Assurant is likely to join Chubb as an insurance company forced to suspend stock buybacks as a result of Superstorm Sandy losses.

Assurant's losses, though, stem primarily from its involvement in the force-placed or lender-placed niche insurance market. Analysts say the losses could impact state regulator's plans to force Assurant to slash the premiums it charges in this product line.

California took such an action on Oct. 24, ordering Assurant to cut its force-placed premiums by 30.5 percent within 90 days.

Analysts are concerned that other states looking into the issue, such as Florida and New York, could follow suit, which could have a substantive impact on Assurant's earnings.

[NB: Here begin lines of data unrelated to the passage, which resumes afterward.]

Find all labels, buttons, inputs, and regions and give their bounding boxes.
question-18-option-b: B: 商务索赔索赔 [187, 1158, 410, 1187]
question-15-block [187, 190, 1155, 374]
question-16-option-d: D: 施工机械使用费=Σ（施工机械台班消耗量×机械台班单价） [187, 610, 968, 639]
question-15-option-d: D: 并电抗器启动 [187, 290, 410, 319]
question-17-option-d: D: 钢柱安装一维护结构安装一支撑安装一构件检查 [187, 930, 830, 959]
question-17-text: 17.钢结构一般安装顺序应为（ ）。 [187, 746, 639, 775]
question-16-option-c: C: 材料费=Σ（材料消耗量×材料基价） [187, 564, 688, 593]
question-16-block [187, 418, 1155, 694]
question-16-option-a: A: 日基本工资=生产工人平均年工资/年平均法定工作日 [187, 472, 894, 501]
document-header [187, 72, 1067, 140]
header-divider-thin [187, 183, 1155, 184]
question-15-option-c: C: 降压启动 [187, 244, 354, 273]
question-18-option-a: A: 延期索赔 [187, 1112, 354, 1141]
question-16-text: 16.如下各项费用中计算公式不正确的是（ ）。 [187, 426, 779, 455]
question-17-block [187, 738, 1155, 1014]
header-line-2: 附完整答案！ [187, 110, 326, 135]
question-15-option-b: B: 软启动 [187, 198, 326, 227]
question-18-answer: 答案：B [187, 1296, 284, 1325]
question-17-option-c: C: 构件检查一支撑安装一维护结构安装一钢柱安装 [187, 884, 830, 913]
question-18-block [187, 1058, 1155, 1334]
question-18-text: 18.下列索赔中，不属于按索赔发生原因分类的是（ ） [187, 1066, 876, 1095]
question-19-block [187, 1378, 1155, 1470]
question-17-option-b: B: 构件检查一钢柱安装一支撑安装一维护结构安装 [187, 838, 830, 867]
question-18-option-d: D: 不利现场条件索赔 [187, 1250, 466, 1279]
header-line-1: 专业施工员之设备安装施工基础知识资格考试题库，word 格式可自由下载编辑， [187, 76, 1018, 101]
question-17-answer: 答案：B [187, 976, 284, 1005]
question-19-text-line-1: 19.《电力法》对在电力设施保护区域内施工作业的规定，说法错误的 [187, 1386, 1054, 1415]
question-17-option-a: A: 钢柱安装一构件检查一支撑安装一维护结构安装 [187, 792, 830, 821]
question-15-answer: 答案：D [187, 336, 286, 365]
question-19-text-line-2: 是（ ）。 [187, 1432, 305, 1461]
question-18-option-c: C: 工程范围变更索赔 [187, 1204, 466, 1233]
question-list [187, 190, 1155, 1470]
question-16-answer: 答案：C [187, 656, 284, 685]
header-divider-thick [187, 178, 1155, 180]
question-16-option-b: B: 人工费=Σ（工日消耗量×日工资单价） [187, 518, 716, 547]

Sean Dargan of Macquarie Capital (USA) Inc., is slashing his fourth quarter earnings estimate for Assurant by almost 75 percent, from $1.59 to 33 cents a share.

John Nadel of Sterne Agee is dropping his earnings estimate for the fourth quarter to 99 cents per share from $1.54.

Assurant losses stem from force-placed and other coverages in the 10-state area affected by Sandy. Dargan estimates that Assurant has a 1.7 percent share of the market those areas.

At the same time, Dargan said the losses “could bolster Assurant's stance with state regulators that the premiums it charges in lender-placed insurance are justified given the risk the company assumes.”

Dargan and Nadel estimate Assurant's losses from the storm at between $320 million and $340 million.

Nadel estimates direct losses of $240 million, plus the need to pay reinsurance $80 million in automatic reinstatement premiums.

As a result, he sees Assurant reducing its plans to buy back $175 million in stock in the fourth quarter by $100 million. Dargan has a similar estimate.

Nadel says Assurant had already repurchased $23 million in stock this year through the third week of October.

Late Thursday, Chubb Corp, which is based in northern New Jersey and is a major player in the U.S. northeast, suspended share buybacks because it is unsure how large its losses will be from Superstorm Sandy.

Nadel says he expect the Assurant losses to come from a combination of its lender-placed homeowners business, lender-placed flood business and other lines such as renters and voluntary homeowners insurance.

Nadel says that American Security and American Bankers Insurance Co of Florida, Assurant's two largest P&C operating units, had $447 million of direct earned premiums (before reinsurance ceded) in states along the mid/north-Atlantic, Connecticut, the District of Columbia, Maryland, New Jersey, New York, Pennsylvania and Virginia, in 2011.